The report calls on the United States authorities to adopt new measures “to advance toward reconciliation with indigenous peoples and address persistent deep-seeded problems related to historical wrongs, failed policies of the past and continuing systemic barriers to the full realization of indigenous peoples’ rights”.

It says, ““Indigenous peoples in the United States – including American Indian, Alaska Native and Native Hawaiian peoples – constitute vibrant communities that have contributed greatly to the life of the country.” However, “they face significant challenges that are related to widespread historical wrongs, including broken treaties and acts of oppression, and misguided government policies, that today manifest themselves in various indicators of disadvantage and impediments to the exercise of their individual and collective rights.”

According to a U.N. media release, the Special Rapporteur’s report provides an overview of significant federal legislation and programs that have been developed over the last few decades. He notes that these, “in contrast to early exercises of federal power based on misguided policies, constitute good practices that in significant measure respond to indigenous peoples’ concerns.”

Says the release, “Mr. Anaya welcomes the many new initiatives taken by the executive to advance the rights of U.S. indigenous peoples in the last few years, but finds that existing federal programs need to be improved upon and their execution made more effective. The report stresses that the UN Declaration on the Rights of Indigenous Peoples is an important impetus and guide for improving upon existing measures to address the concerns of indigenous peoples in the United States, and for developing new measures to advance toward reconciliation.

The Special Rapporteur will officially present his report on Tuesday 18 September 2012, during the current session of the UN Human Rights Council in Geneva. It has been released publicly and can be downloaded here.

Conclusion: Can the same policies which were applied to the U.S. indigenous peoples be applied at the foreign policy level, too? A moot point.

6. India backs Palestinian Bid for Statehood and full U.N. membership

On 11 September, Indian Prime Minister Dr Manmohan Singh met with Palestinian President Mahmoud Abbas in New Delhi and released a statement calling him “a very special friend.”

The statement said, “Support for the Palestinian cause has been a cornerstone of India’s foreign policy. During our meeting, I reiterated India’s firm support for the struggle of the Palestinian people to achieve a sovereign, independent, viable and united state of Palestine with East Jerusalem as its capital, living within secure and recognized borders, side by side and at peace with Israel.

“India had played an active role in supporting the efforts of the State of Palestine to secure full member status at UNESCO. We will continue to support Palestine’s bid for full and equal membership of the United Nations.

We also look forward to early resumption of peace talks between the Palestinians and Israelis leading to a comprehensive resolution between the two sides.”

The statement also President Abbas and I also exchanged views on regional developments, particularly the developments in the West Asian and the Gulf region.

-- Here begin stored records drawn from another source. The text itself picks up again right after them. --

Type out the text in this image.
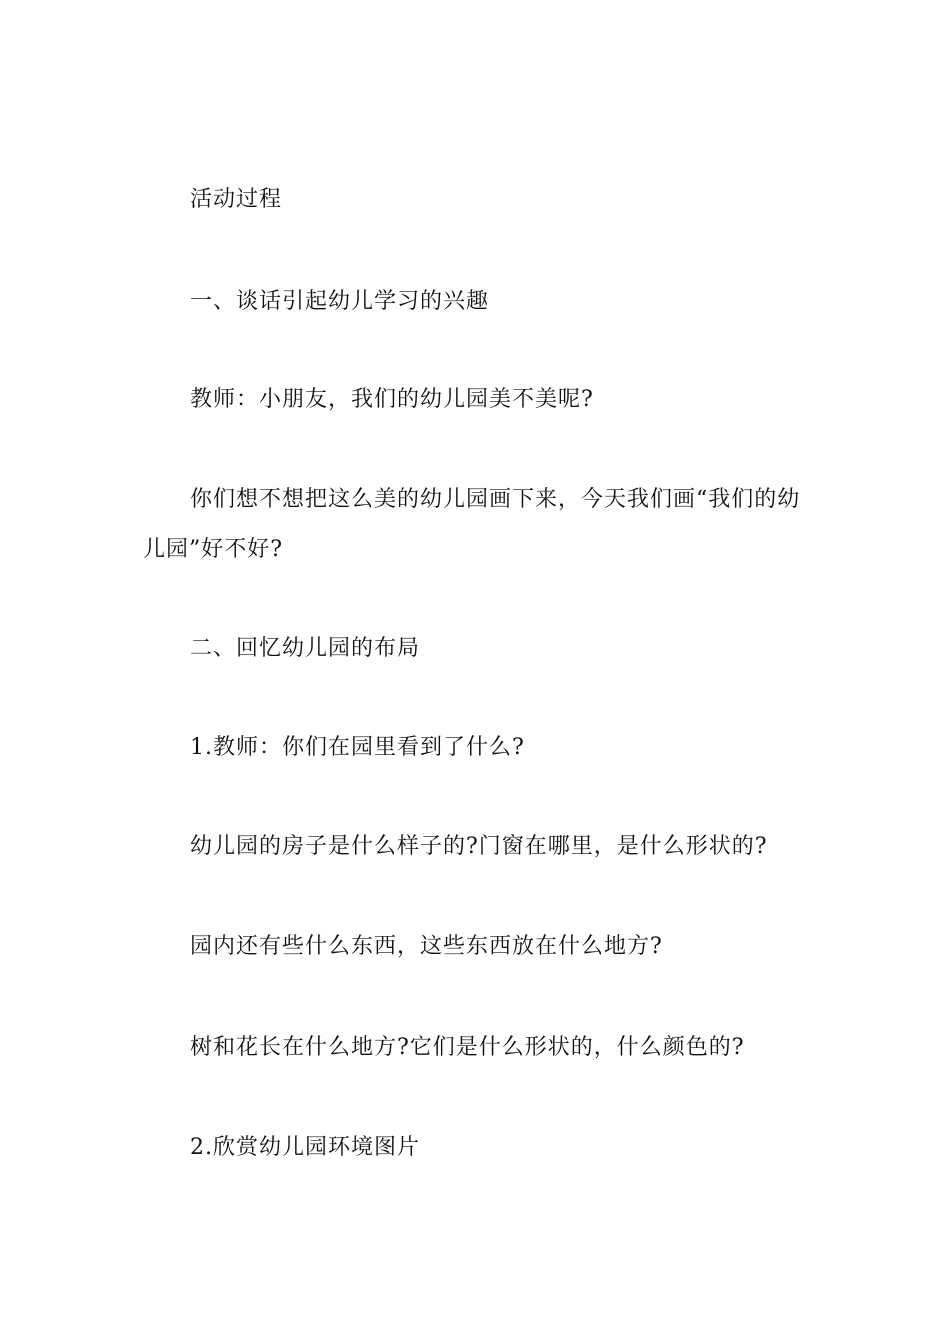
活动过程
一、谈话引起幼儿学习的兴趣
教师：小朋友，我们的幼儿园美不美呢?
你们想不想把这么美的幼儿园画下来，今天我们画“我们的幼
儿园”好不好?
二、回忆幼儿园的布局
1.教师：你们在园里看到了什么?
幼儿园的房子是什么样子的?门窗在哪里，是什么形状的?
园内还有些什么东西，这些东西放在什么地方?
树和花长在什么地方?它们是什么形状的，什么颜色的?
2.欣赏幼儿园环境图片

There is a great degree of similarity in our views. We both agree that the developments in the region must be addressed through political dialogue and peaceful means without recourse to violence and outside interference, while taking into account the legitimate aspirations of all people.

Conclusion: The India-Palestine meeting and statement were important because they again expose the U.S. foreign policy isolation in terms of its blind support for Israel. If the U.S. government were to fall in line with the Indian view, and provide the requisite backing to the Palestinians, the Middle East situation would change overnight.